Raúl acompañó efectivamente a la duquesa hasta su carruaje, donde se colocó ella dándole a besar la mano: movida luego por uno de sus alocados caprichos que la hacían tan adorable y a la vez tan peligrosa, cogió repentinamente su cabeza y besóle en la frente, diciéndole:

—Ojalá, vizconde, que mis votos y este beso os hagan feliz. Apartóle al momento y dio orden al cochero de que parase en casa del duque de Luynes. Echó a andar el carruaje: la duquesa saludó nuevamente al vizconde por la portezuela, y Raúl volvió a subir la escalera lleno de confusión.

Athos adivinó lo sucedido y se sonrió.

—Venid, vizconde —le dijo—, ya es hora de retiraros: mañana salís para el ejército y es preciso que durmáis bien la última noche.

—¿Conque seré soldado? —preguntó el joven—. ¡Oh, señor conde, gracias!

—Adiós, conde —dijo Herblay—, vuelvo a mi convento.

—Adiós, Herblay —dijo el coadjutor—; mañana predico y he de consultar veinte textos.

—Adiós, señores —dijo el conde—: yo voy a dormir veinticuatro horas seguidas: me estoy cayendo de cansancio.

Saludáronse y se marcharon después de mirarse intencionadamente.

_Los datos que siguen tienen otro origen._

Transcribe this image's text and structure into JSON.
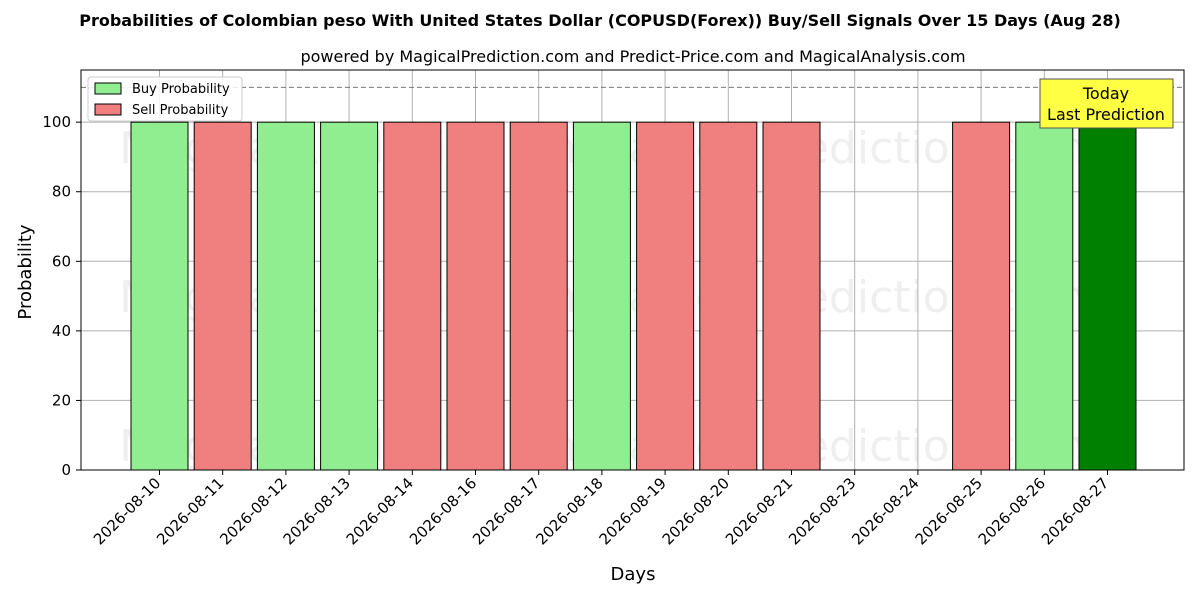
{
  "title": "Probabilities of Colombian peso With United States Dollar (COPUSD(Forex)) Buy/Sell Signals Over 15 Days (Aug 28)",
  "subtitle": "powered by MagicalPrediction.com and Predict-Price.com and MagicalAnalysis.com",
  "watermarks": [
    "MagicalAnalysis.com",
    "MagicalPrediction.com"
  ],
  "today_box": {
    "line1": "Today",
    "line2": "Last Prediction"
  },
  "colors": {
    "buy": "#90ee90",
    "sell": "#f08080",
    "today": "#008000",
    "today_box": "#ffff44"
  },
  "chart_data": {
    "type": "bar",
    "xlabel": "Days",
    "ylabel": "Probability",
    "ylim": [
      0,
      115
    ],
    "yticks": [
      0,
      20,
      40,
      60,
      80,
      100
    ],
    "reference_line": 110,
    "grid": true,
    "legend_placement": "top-left",
    "categories": [
      "2026-08-10",
      "2026-08-11",
      "2026-08-12",
      "2026-08-13",
      "2026-08-14",
      "2026-08-16",
      "2026-08-17",
      "2026-08-18",
      "2026-08-19",
      "2026-08-20",
      "2026-08-21",
      "2026-08-23",
      "2026-08-24",
      "2026-08-25",
      "2026-08-26",
      "2026-08-27"
    ],
    "series": [
      {
        "name": "Buy Probability",
        "values": [
          100,
          null,
          100,
          100,
          null,
          null,
          null,
          100,
          null,
          null,
          null,
          null,
          null,
          null,
          100,
          100
        ]
      },
      {
        "name": "Sell Probability",
        "values": [
          null,
          100,
          null,
          null,
          100,
          100,
          100,
          null,
          100,
          100,
          100,
          null,
          null,
          100,
          null,
          null
        ]
      }
    ],
    "today_index": 15
  }
}
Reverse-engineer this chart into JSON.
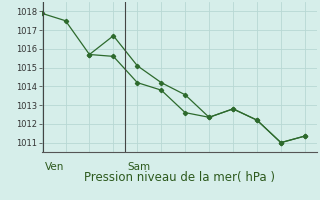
{
  "line1_x": [
    0,
    1,
    2,
    3,
    4,
    5,
    6,
    7,
    8,
    9,
    10,
    11
  ],
  "line1_y": [
    1017.9,
    1017.5,
    1015.7,
    1015.6,
    1014.2,
    1013.8,
    1012.6,
    1012.35,
    1012.8,
    1012.2,
    1011.0,
    1011.35
  ],
  "line2_x": [
    2,
    3,
    4,
    5,
    6,
    7,
    8,
    9,
    10,
    11
  ],
  "line2_y": [
    1015.7,
    1016.7,
    1015.1,
    1014.2,
    1013.55,
    1012.35,
    1012.8,
    1012.2,
    1011.0,
    1011.35
  ],
  "line_color": "#2d6a2d",
  "background_color": "#d6eeea",
  "grid_color_major": "#b8d8d4",
  "grid_color_minor": "#cce8e4",
  "axis_label": "Pression niveau de la mer( hPa )",
  "ylim": [
    1010.5,
    1018.5
  ],
  "yticks": [
    1011,
    1012,
    1013,
    1014,
    1015,
    1016,
    1017,
    1018
  ],
  "xlim": [
    0,
    11.5
  ],
  "ven_x": 0.05,
  "sam_x": 3.5,
  "ven_label": "Ven",
  "sam_label": "Sam",
  "label_fontsize": 7.5,
  "tick_fontsize": 6.0,
  "xlabel_fontsize": 8.5
}
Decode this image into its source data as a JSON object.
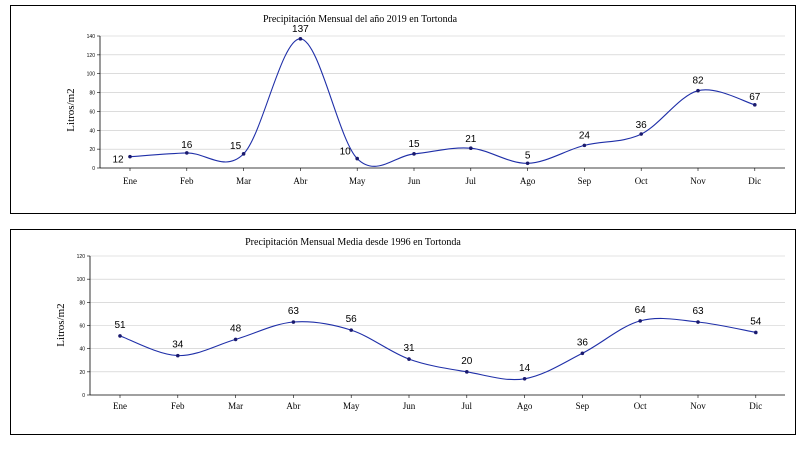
{
  "chart_data": [
    {
      "type": "line",
      "title": "Precipitación Mensual del año 2019 en Tortonda",
      "xlabel": "",
      "ylabel": "Litros/m2",
      "categories": [
        "Ene",
        "Feb",
        "Mar",
        "Abr",
        "May",
        "Jun",
        "Jul",
        "Ago",
        "Sep",
        "Oct",
        "Nov",
        "Dic"
      ],
      "series": [
        {
          "values": [
            12,
            16,
            15,
            137,
            10,
            15,
            21,
            5,
            24,
            36,
            82,
            67
          ]
        }
      ],
      "data_labels": [
        "12",
        "16",
        "15",
        "137",
        "10",
        "15",
        "21",
        "5",
        "24",
        "36",
        "82",
        "67"
      ],
      "yticks": [
        0,
        20,
        40,
        60,
        80,
        100,
        120,
        140
      ],
      "ylim": [
        0,
        140
      ],
      "grid": true,
      "smooth": true,
      "line_color": "#1f2fa8"
    },
    {
      "type": "line",
      "title": "Precipitación Mensual Media desde 1996 en Tortonda",
      "xlabel": "",
      "ylabel": "Litros/m2",
      "categories": [
        "Ene",
        "Feb",
        "Mar",
        "Abr",
        "May",
        "Jun",
        "Jul",
        "Ago",
        "Sep",
        "Oct",
        "Nov",
        "Dic"
      ],
      "series": [
        {
          "values": [
            51,
            34,
            48,
            63,
            56,
            31,
            20,
            14,
            36,
            64,
            63,
            54
          ]
        }
      ],
      "data_labels": [
        "51",
        "34",
        "48",
        "63",
        "56",
        "31",
        "20",
        "14",
        "36",
        "64",
        "63",
        "54"
      ],
      "yticks": [
        0,
        20,
        40,
        60,
        80,
        100,
        120
      ],
      "ylim": [
        0,
        120
      ],
      "grid": true,
      "smooth": true,
      "line_color": "#1f2fa8"
    }
  ]
}
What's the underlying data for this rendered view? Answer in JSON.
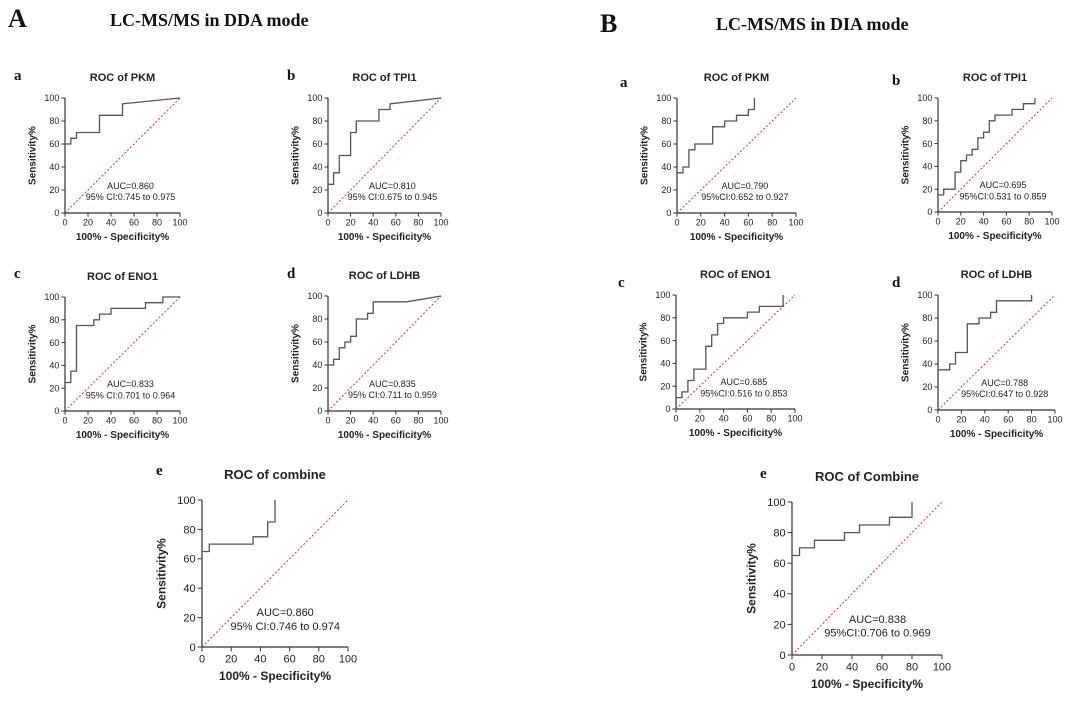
{
  "headers": {
    "A_letter": "A",
    "A_title": "LC-MS/MS in DDA mode",
    "B_letter": "B",
    "B_title": "LC-MS/MS in DIA mode"
  },
  "axis_text": {
    "xlabel": "100% - Specificity%",
    "ylabel": "Sensitivity%",
    "ticks": [
      "0",
      "20",
      "40",
      "60",
      "80",
      "100"
    ]
  },
  "colors": {
    "roc_line": "#555555",
    "diagonal": "#e03030",
    "axis": "#333333"
  },
  "chart_data": [
    {
      "type": "line",
      "group": "A",
      "letter": "a",
      "title": "ROC of PKM",
      "xlabel": "100% - Specificity%",
      "ylabel": "Sensitivity%",
      "xlim": [
        0,
        100
      ],
      "ylim": [
        0,
        100
      ],
      "auc": "AUC=0.860",
      "ci": "95% CI:0.745 to 0.975",
      "x": [
        0,
        0,
        5,
        5,
        10,
        10,
        30,
        30,
        50,
        50,
        100
      ],
      "y": [
        0,
        60,
        60,
        65,
        65,
        70,
        70,
        85,
        85,
        95,
        100
      ]
    },
    {
      "type": "line",
      "group": "A",
      "letter": "b",
      "title": "ROC of TPI1",
      "xlabel": "100% - Specificity%",
      "ylabel": "Sensitivity%",
      "xlim": [
        0,
        100
      ],
      "ylim": [
        0,
        100
      ],
      "auc": "AUC=0.810",
      "ci": "95% CI:0.675 to 0.945",
      "x": [
        0,
        0,
        5,
        5,
        10,
        10,
        20,
        20,
        25,
        25,
        30,
        30,
        45,
        45,
        55,
        55,
        100
      ],
      "y": [
        0,
        25,
        25,
        35,
        35,
        50,
        50,
        70,
        70,
        80,
        80,
        80,
        80,
        90,
        90,
        95,
        100
      ]
    },
    {
      "type": "line",
      "group": "A",
      "letter": "c",
      "title": "ROC of ENO1",
      "xlabel": "100% - Specificity%",
      "ylabel": "Sensitivity%",
      "xlim": [
        0,
        100
      ],
      "ylim": [
        0,
        100
      ],
      "auc": "AUC=0.833",
      "ci": "95% CI:0.701 to 0.964",
      "x": [
        0,
        0,
        5,
        5,
        10,
        10,
        25,
        25,
        30,
        30,
        40,
        40,
        50,
        50,
        70,
        70,
        85,
        85,
        100
      ],
      "y": [
        0,
        25,
        25,
        35,
        35,
        75,
        75,
        80,
        80,
        85,
        85,
        90,
        90,
        90,
        90,
        95,
        95,
        100,
        100
      ]
    },
    {
      "type": "line",
      "group": "A",
      "letter": "d",
      "title": "ROC of LDHB",
      "xlabel": "100% - Specificity%",
      "ylabel": "Sensitivity%",
      "xlim": [
        0,
        100
      ],
      "ylim": [
        0,
        100
      ],
      "auc": "AUC=0.835",
      "ci": "95% CI:0.711 to 0.959",
      "x": [
        0,
        0,
        5,
        5,
        10,
        10,
        15,
        15,
        20,
        20,
        25,
        25,
        35,
        35,
        40,
        40,
        70,
        70,
        100
      ],
      "y": [
        0,
        40,
        40,
        45,
        45,
        55,
        55,
        60,
        60,
        65,
        65,
        80,
        80,
        85,
        85,
        95,
        95,
        95,
        100
      ]
    },
    {
      "type": "line",
      "group": "A",
      "letter": "e",
      "title": "ROC of combine",
      "xlabel": "100% - Specificity%",
      "ylabel": "Sensitivity%",
      "xlim": [
        0,
        100
      ],
      "ylim": [
        0,
        100
      ],
      "auc": "AUC=0.860",
      "ci": "95% CI:0.746 to 0.974",
      "x": [
        0,
        0,
        5,
        5,
        35,
        35,
        45,
        45,
        50,
        50
      ],
      "y": [
        0,
        65,
        65,
        70,
        70,
        75,
        75,
        85,
        85,
        100
      ]
    },
    {
      "type": "line",
      "group": "B",
      "letter": "a",
      "title": "ROC of PKM",
      "xlabel": "100% - Specificity%",
      "ylabel": "Sensitivity%",
      "xlim": [
        0,
        100
      ],
      "ylim": [
        0,
        100
      ],
      "auc": "AUC=0.790",
      "ci": "95%CI:0.652 to 0.927",
      "x": [
        0,
        0,
        5,
        5,
        10,
        10,
        15,
        15,
        30,
        30,
        40,
        40,
        50,
        50,
        60,
        60,
        65,
        65
      ],
      "y": [
        0,
        35,
        35,
        40,
        40,
        55,
        55,
        60,
        60,
        75,
        75,
        80,
        80,
        85,
        85,
        90,
        90,
        100
      ]
    },
    {
      "type": "line",
      "group": "B",
      "letter": "b",
      "title": "ROC of TPI1",
      "xlabel": "100% - Specificity%",
      "ylabel": "Sensitivity%",
      "xlim": [
        0,
        100
      ],
      "ylim": [
        0,
        100
      ],
      "auc": "AUC=0.695",
      "ci": "95%CI:0.531 to 0.859",
      "x": [
        0,
        0,
        5,
        5,
        15,
        15,
        20,
        20,
        25,
        25,
        30,
        30,
        35,
        35,
        40,
        40,
        45,
        45,
        50,
        50,
        55,
        55,
        65,
        65,
        75,
        75,
        85,
        85
      ],
      "y": [
        0,
        15,
        15,
        20,
        20,
        35,
        35,
        45,
        45,
        50,
        50,
        55,
        55,
        65,
        65,
        70,
        70,
        80,
        80,
        85,
        85,
        85,
        85,
        90,
        90,
        95,
        95,
        100
      ]
    },
    {
      "type": "line",
      "group": "B",
      "letter": "c",
      "title": "ROC of ENO1",
      "xlabel": "100% - Specificity%",
      "ylabel": "Sensitivity%",
      "xlim": [
        0,
        100
      ],
      "ylim": [
        0,
        100
      ],
      "auc": "AUC=0.685",
      "ci": "95%CI:0.516 to 0.853",
      "x": [
        0,
        0,
        5,
        5,
        10,
        10,
        15,
        15,
        25,
        25,
        30,
        30,
        35,
        35,
        40,
        40,
        60,
        60,
        70,
        70,
        90,
        90
      ],
      "y": [
        0,
        10,
        10,
        15,
        15,
        25,
        25,
        35,
        35,
        55,
        55,
        65,
        65,
        75,
        75,
        80,
        80,
        85,
        85,
        90,
        90,
        100
      ]
    },
    {
      "type": "line",
      "group": "B",
      "letter": "d",
      "title": "ROC of LDHB",
      "xlabel": "100% - Specificity%",
      "ylabel": "Sensitivity%",
      "xlim": [
        0,
        100
      ],
      "ylim": [
        0,
        100
      ],
      "auc": "AUC=0.788",
      "ci": "95%CI:0.647 to 0.928",
      "x": [
        0,
        0,
        10,
        10,
        15,
        15,
        25,
        25,
        35,
        35,
        45,
        45,
        50,
        50,
        80,
        80
      ],
      "y": [
        0,
        35,
        35,
        40,
        40,
        50,
        50,
        75,
        75,
        80,
        80,
        85,
        85,
        95,
        95,
        100
      ]
    },
    {
      "type": "line",
      "group": "B",
      "letter": "e",
      "title": "ROC of Combine",
      "xlabel": "100% - Specificity%",
      "ylabel": "Sensitivity%",
      "xlim": [
        0,
        100
      ],
      "ylim": [
        0,
        100
      ],
      "auc": "AUC=0.838",
      "ci": "95%CI:0.706 to 0.969",
      "x": [
        0,
        0,
        5,
        5,
        10,
        10,
        15,
        15,
        35,
        35,
        45,
        45,
        65,
        65,
        80,
        80
      ],
      "y": [
        0,
        65,
        65,
        70,
        70,
        70,
        70,
        75,
        75,
        80,
        80,
        85,
        85,
        90,
        90,
        100
      ]
    }
  ]
}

Siguióles Scarron con la vista y murmuró sonriendo:

—Ninguno hará lo que dice, pero vayan con Dios. ¿Quién sabe si trabajan para que me vuelvan mi pensión? Ellos tienen la ventaja de poder mover los brazos: a mí no me queda más que la lengua: intentaré probar que vale algo. ¡Hola! Champenois, ya son las once; venid a llevarme a la cama… Por cierto que es encantadora esa Francisca d’Auvigné.

Con esto entró el infeliz paralítico en su alcoba, cuya puerta se cerró tras él, y las luces fueron apagándose una tras otra en el salón de la calle de Tournelles.